My parents (and I) will be the first to tell you that I have made mistakes and bad choices in my life (sorry, mom!). How I avoided life-altering consequences I will never know. Therefore, I am somewhat sympathetic to the bad decisions of others. *Somewhat*
Today, I voraciously defended Big Brother's honor on the phone with THE MIDDLE SCHOOL REPRESENTATIVE who demanded I "have a conversation with my son regarding the importance of telling the truth to every adult at all times" and emphasized the "serious problem" evidenced by Big Brother's behaviour (in the grand scheme of things, it was really atypical chest pain and not an ST-elevation myocardial infarction - bad decision, yes, major problem no).
However, I did have THE CONVERSATION with Big Brother when I came home unexpectedly early this afternoon. After I caught him red-handed playing video games (btw he's currently grounded from said video games because of some other teenage infraction related to cell phone minutes). It's no surprise how that conversation went.
After we got home from a movie at the cheap theatre with the girls, I asked Big Brother if he had been on THE INTERNET when he was supposed to be typing up his homework. "Oh yeah, by accident the internet opened up". I clicked on the History button and noted "Search for Emenim Play List" among other links in the history. Quite an accident. Giving him the benefit of the doubt, I asked him if he had noted the sudden onset of seizure during my absence. He assured me that he had not.
This behaviour evoked THE STORY.
Three weeks prior to high school graduation, I was at a party. There was beer +/-. Several (10) kids were jumping off the roof into the pool. I did not. In fact, I left rather early (I have no idea why). I later heard that one of the kids jumped off and didn't come up from the bottom of the pool. He almost drowned before everyone else realized he wasn't kidding. The ensuing quadraplegia from a C2 fracture destroyed hopes for fulfilling a full ride football scholarship to an NCAA Division I university.
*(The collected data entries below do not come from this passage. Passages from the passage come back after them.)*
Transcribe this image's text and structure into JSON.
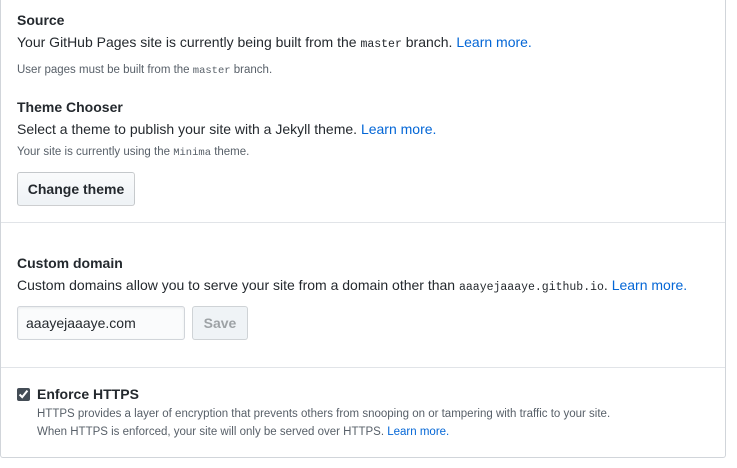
{
  "source": {
    "heading": "Source",
    "line_pre": "Your GitHub Pages site is currently being built from the ",
    "branch": "master",
    "line_post": " branch. ",
    "learn_more": "Learn more.",
    "note_pre": "User pages must be built from the ",
    "note_branch": "master",
    "note_post": " branch."
  },
  "theme": {
    "heading": "Theme Chooser",
    "line": "Select a theme to publish your site with a Jekyll theme. ",
    "learn_more": "Learn more.",
    "note_pre": "Your site is currently using the ",
    "theme_name": "Minima",
    "note_post": " theme.",
    "button_label": "Change theme"
  },
  "custom_domain": {
    "heading": "Custom domain",
    "line_pre": "Custom domains allow you to serve your site from a domain other than ",
    "default_domain": "aaayejaaaye.github.io",
    "line_post": ". ",
    "learn_more": "Learn more.",
    "input_value": "aaayejaaaye.com",
    "save_label": "Save"
  },
  "https": {
    "checkbox_checked": true,
    "label": "Enforce HTTPS",
    "description_1": "HTTPS provides a layer of encryption that prevents others from snooping on or tampering with traffic to your site.",
    "description_2": "When HTTPS is enforced, your site will only be served over HTTPS. ",
    "learn_more": "Learn more."
  },
  "colors": {
    "link": "#0366d6",
    "text": "#24292e",
    "muted": "#586069",
    "border": "#d1d5da"
  }
}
I think Big Brother may have begun to understand my point (the unabashed tears streaming down my face probably didn't hurt). We all have these stories, the "should've/could've been me" stories that hopefully make us better humans. I was trying to impress upon him that it's not about playing video games when he's not supposed to (or lying to the Middle School Ogre). It's about being prepared to make THE RIGHT DECISION more often than not. Because every bad decision is a life-altering risk - impossible to imagine at age 13.
Parenting never gets easier - the physical strain of mothering a newborn easily transitions to the emotional exhaustion of toddlerhood fades into the panic-striken stalking of adolescence. And here I am in my mid-30's and still calling mom every day. I hope she worries a little less about me, but I'm sure there's still a level of anxiety that I cannot appreciate (my granddaughter's temp is 105 and she's not in the emergency room?!?).
This is for keeps, folks. No give backs. I still love every minute.